"The weather is bad and it is cold."
Translation:Il fait mauvais et il fait froid.
It is the original sentence but to translate the English translation back to French, there are variants with "il fait mauvais et froid" or "le temps est mauvais et froid", which do not repeat the subject.
Why can I say, "Il est froid"? It used to be a possible translation, before "fait" was introduced here in Duolingo. It is still a correct translation option, or am I incorrect?
No, "il est" does not work, because "il est froid" means either "he is cold" (his skin feels cold when you touch it, or he is an emotionless person) or "it is cold" (like "le radiateur").
No, because "froid" is an adjective and "il" needs a verb; and "pleut" is a verb conjugated with "il" as the subject.
How is "Les temps est mauvais et il fait froid" wrong? Other questions use this structure. It's misleading. I understand 'the weather' to be 'le temps' and 'it (the weather) is' to be 'il fait'. Am I missing something???
"Les" does not go with "est": Le temps est mauvais...
You can use "il fait + adjective" or "le temps est + adjective":
- il fait mauvais/beau/froid/chaud/doux
- le temps est mauvais/beau/froid/chaud/doux
i typed "le temps est mauvais et il froid" and it was marked wrong, the correction told me to use il fait.
When should you use "temps" and when should you use "fait" in regarding "the weather"?
You use "il fait" with adjectives that are not weather-specific: "il fait chaud, froid, humide, beau, mauvais..."
And you can say the same thing with "le temps est chaud, froid, humide, beau, mauvais..."
THANK YOU! The light switch just clicked. Please have a lingot! Merci, merci...
"It is cool and it is windy."Il fait frais et il y a du vent. The weather is bad and it is cold."-Il fait mauvais et il fait froid. What is the difference between froid and frais?My answer marked wrong in the first case-Il fait froid et il y a du vent,also wrong in the second-Il fait mauvais et il fait frais.
cool = frais
cold = froid
I would define "frais/cool" as @10-15°C and "froid/cold" below 10°C. But it is a matter of personal perception.
Because that sentence means "The weather is bad and cold", but the sentence being translated is "The weather is bad and it is cold".
"Il y a du froid" is not correct to mean "it is cold" = il fait froid, le temps est froid.
I dont understand why duo doesn't accept Il fait frais..? Fait and frais doesn't mean the same?

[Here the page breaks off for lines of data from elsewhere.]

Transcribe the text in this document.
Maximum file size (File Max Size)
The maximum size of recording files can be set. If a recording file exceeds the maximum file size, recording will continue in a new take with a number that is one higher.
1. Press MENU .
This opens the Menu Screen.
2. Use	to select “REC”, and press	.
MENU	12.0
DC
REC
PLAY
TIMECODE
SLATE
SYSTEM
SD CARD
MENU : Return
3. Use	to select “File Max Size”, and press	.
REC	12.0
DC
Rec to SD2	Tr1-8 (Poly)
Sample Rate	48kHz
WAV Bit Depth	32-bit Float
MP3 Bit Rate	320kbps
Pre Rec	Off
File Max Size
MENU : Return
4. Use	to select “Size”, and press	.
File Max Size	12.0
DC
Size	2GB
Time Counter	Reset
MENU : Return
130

"Frais" is an adjective meaning "cool" when it comes to the weather.
"Fait" is the verb in present, used with the impersonal "il" to describe the weather:
- il fait froid = it is cold
- il fait frais = it is cool
i wrote "Il fait mauvais et le temps est froid," and it said i hafta do "Il fait mauvais et il fait froid," hecking help what
do you hafta use the same thingy twice in the same sentence, like if you say il fait once and you repeat it you should also use il fait and you dont mix them or did i just spell or do something wrong i dont know im confused help thank
Several translations are possible, and the one we kept as the "preferred" translation is: il fait mauvais et il fait froid.
But you could also use:
Il fait mauvais et froid.
Le temps est mauvais et froid.
Le temps est mauvais et il fait froid.
Il fait mauvais et le temps est froid.
However, the last two are less good in terms of style, since both "mauvais" and "froid" can use the same construction.
"Il fait" is followed by an adjective: il fait chaud, froid, humide, etc.
"Il y a du" is followed by a masculine singular noun: il y a du vent
Easy: "il est" is not used to describe the weather.
"Il y a" is used with nouns: il y a du vent, de la pluie, des nuages...
"Il fait" is used with common adjectives: il fait beau, mauvais, chaud, froid...
I got this one right and I have no idea how. This is very confusing. I mean, il y a, il fait, etc
You don't need "temps" in "il fait mauvais". This construction with "il fait" unmistakably refers to the weather. But you can directly translate "the weather is bad" to "le temps est mauvais".
Thanks Sitesurf. Perhaps the phrase is falling out of use. I know for certain that "Il fait mauvais temps" used to be correct and if you Google the phrase you'll find something like 44000 examples, and I provided one below:
Perhaps it's more formal.
Please back-translate: "the weather and bad and cool" does not make sense.
"Plaît" means "pleases", so it cannot work.
"Mauvis" is not a French word, "mauvais" means "bad".
"Dû" is the past participle of the verb "devoir", so it cannot work.
With ordinary, non weather-specific adjectives, please use "il fait" = il fait mauvais et il fait froid.